13. A Mystery On Route 66
When I was a freshman in college I was on a film shoot near Barstow on Route 66. We were shooting on the property of the café known for the film Bagdad Café. This property has an abandoned motel attached to it, which is where we were shooting this unbelievably bad horror film.
The motel’s floor was full of papers, something I initially figured was a relic from the past, while the motel was actually doing business. A while into the shoot, we started picking up the papers and reading them.
They were handwritten letters from the seventies, perhaps never sent. They were addressed to dozens of different people, starting out normal, but going on to describe some really, really fucked up things. This was a guy who literally had some demons. He kept talking about how “they” were watching him and the like. The handwriting also got more and more messed up as we assembled the letters chronologically.
Meanwhile, outside the motel there was a storage container with “KEEP OUT” spray-painted on it. Naturally, we were curious. There was a hole in the side, and someone reached in and pulled out some documents. Among them was a letter, on government typeface (I think it was the VA), telling the person who wrote those crazy letters that he was (unknowingly) a participant of some tests of hallucinogenic substances while he was in the army.
This whole time, there was a room in the abandoned motel that was sealed off, that we were strictly forbidden from entering. All the windows were covered by plywood, and the door was barricaded shut. It smelled like death. Seriously the worst smell I’ve ever encountered in my life.
14. The Dogs Knew
I don’t have any way to verify whether this is actually a family story or whether it’s an urban legend, but here:
My family has lived in rural Nebraska since they immigrated from Germany in the mid-1800s. Near the turn of the century disease was pretty rampant in the homesteading area and it killed off members of almost every family. When someone died from illness, time was of the essence in burying them as not to let the virus spread from the deceased to the living. This meant no wake periods.
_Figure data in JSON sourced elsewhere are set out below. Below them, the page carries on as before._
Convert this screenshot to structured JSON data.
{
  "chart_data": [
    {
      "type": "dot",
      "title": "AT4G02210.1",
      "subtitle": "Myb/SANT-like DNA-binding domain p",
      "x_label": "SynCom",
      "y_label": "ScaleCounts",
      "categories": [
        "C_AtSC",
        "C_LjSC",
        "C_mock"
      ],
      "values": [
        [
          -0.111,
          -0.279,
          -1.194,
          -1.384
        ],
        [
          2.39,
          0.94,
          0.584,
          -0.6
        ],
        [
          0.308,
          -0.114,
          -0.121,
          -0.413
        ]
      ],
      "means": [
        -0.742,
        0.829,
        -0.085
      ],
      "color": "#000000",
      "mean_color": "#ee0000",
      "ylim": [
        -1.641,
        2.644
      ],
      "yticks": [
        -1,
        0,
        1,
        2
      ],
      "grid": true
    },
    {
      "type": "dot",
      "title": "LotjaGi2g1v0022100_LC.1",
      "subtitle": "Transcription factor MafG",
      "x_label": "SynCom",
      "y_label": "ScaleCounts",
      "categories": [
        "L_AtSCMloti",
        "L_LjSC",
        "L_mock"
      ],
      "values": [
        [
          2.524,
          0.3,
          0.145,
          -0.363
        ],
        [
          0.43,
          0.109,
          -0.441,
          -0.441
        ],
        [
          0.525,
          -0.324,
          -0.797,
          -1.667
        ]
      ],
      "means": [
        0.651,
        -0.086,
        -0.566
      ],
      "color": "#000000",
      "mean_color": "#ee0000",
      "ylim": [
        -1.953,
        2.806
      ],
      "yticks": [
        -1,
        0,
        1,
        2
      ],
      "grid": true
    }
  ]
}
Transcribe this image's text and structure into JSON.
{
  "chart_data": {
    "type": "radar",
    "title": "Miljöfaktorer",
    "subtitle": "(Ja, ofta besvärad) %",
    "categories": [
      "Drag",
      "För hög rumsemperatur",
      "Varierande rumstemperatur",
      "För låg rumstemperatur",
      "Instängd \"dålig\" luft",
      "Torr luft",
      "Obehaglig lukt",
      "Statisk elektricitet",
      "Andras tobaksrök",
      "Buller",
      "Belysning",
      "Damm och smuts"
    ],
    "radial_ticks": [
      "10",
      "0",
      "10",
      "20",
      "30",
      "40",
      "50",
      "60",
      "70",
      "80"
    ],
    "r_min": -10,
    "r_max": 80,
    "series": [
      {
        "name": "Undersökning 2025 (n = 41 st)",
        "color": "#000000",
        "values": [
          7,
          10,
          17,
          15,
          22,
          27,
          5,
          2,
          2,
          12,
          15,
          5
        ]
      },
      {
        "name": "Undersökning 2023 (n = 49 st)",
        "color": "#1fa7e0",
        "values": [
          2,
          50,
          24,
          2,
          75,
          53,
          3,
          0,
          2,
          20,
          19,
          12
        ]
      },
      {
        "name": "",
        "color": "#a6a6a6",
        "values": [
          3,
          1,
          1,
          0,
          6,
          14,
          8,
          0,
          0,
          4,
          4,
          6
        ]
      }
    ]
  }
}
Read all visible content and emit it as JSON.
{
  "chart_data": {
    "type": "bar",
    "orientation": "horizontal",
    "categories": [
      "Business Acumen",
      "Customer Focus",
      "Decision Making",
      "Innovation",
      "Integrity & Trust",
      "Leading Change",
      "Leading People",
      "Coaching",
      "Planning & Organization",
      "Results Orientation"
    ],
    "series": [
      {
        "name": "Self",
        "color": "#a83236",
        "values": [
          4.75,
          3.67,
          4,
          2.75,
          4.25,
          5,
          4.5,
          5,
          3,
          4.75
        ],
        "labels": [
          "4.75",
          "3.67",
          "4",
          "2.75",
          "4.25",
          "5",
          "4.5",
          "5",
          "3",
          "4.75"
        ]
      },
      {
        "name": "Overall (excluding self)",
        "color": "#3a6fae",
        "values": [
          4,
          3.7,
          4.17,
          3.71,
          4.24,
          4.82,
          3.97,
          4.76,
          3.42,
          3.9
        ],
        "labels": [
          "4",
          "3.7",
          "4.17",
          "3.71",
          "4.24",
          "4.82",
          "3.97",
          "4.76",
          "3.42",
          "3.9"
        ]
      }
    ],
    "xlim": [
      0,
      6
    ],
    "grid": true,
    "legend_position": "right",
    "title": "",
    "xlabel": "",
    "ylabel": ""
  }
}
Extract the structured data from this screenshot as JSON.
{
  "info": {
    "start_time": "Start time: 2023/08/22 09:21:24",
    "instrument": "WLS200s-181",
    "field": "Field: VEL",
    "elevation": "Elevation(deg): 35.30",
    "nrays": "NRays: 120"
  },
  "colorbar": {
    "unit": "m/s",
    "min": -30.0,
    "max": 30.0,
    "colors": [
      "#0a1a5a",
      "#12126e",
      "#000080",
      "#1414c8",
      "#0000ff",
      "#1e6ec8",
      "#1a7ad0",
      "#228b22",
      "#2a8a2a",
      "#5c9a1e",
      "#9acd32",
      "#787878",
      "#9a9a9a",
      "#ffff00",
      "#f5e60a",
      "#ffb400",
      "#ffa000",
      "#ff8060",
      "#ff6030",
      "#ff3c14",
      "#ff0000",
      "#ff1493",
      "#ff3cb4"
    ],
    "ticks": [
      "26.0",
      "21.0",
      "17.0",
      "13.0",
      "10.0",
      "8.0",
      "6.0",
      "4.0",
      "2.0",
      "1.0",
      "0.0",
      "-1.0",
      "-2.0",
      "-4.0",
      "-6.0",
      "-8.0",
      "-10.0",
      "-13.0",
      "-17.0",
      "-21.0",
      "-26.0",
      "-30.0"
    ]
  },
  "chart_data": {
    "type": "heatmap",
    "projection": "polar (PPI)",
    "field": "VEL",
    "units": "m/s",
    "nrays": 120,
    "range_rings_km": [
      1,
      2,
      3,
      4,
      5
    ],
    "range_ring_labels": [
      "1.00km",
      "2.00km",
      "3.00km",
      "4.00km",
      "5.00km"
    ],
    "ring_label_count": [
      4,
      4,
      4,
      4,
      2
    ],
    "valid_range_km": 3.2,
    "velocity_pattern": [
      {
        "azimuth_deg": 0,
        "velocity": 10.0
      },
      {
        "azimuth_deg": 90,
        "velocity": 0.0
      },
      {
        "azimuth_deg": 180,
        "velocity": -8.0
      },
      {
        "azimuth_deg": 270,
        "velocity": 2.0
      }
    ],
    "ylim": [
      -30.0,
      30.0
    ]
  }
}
So an aunt of some unknown number of “greats” preceding her relationship to me dies of some disease and she gets buried in the family cemetery on the the homestead. The dogs were very fond of her so it wasn’t too surprising that after the funeral the two dogs stuck near the grave.
The rest of the family began to think something of it when, a week and a half later, the dogs were still visiting her grave almost constantly. But they weren’t just at the grave. They were visibly distressed, frantic, and often barking while there.
This goes on for maybe two weeks when the family decides to check it out. They dig the casket up and open it.
The deceased’s hair has all been pulled out. Her fingers are raw and bloody and mangled from where, on the inside of the casket door, they can see deep scratches in the wood.
She was comatose when they buried her, and she came to while underground, spending probably her last five or so days alive in a buried casket.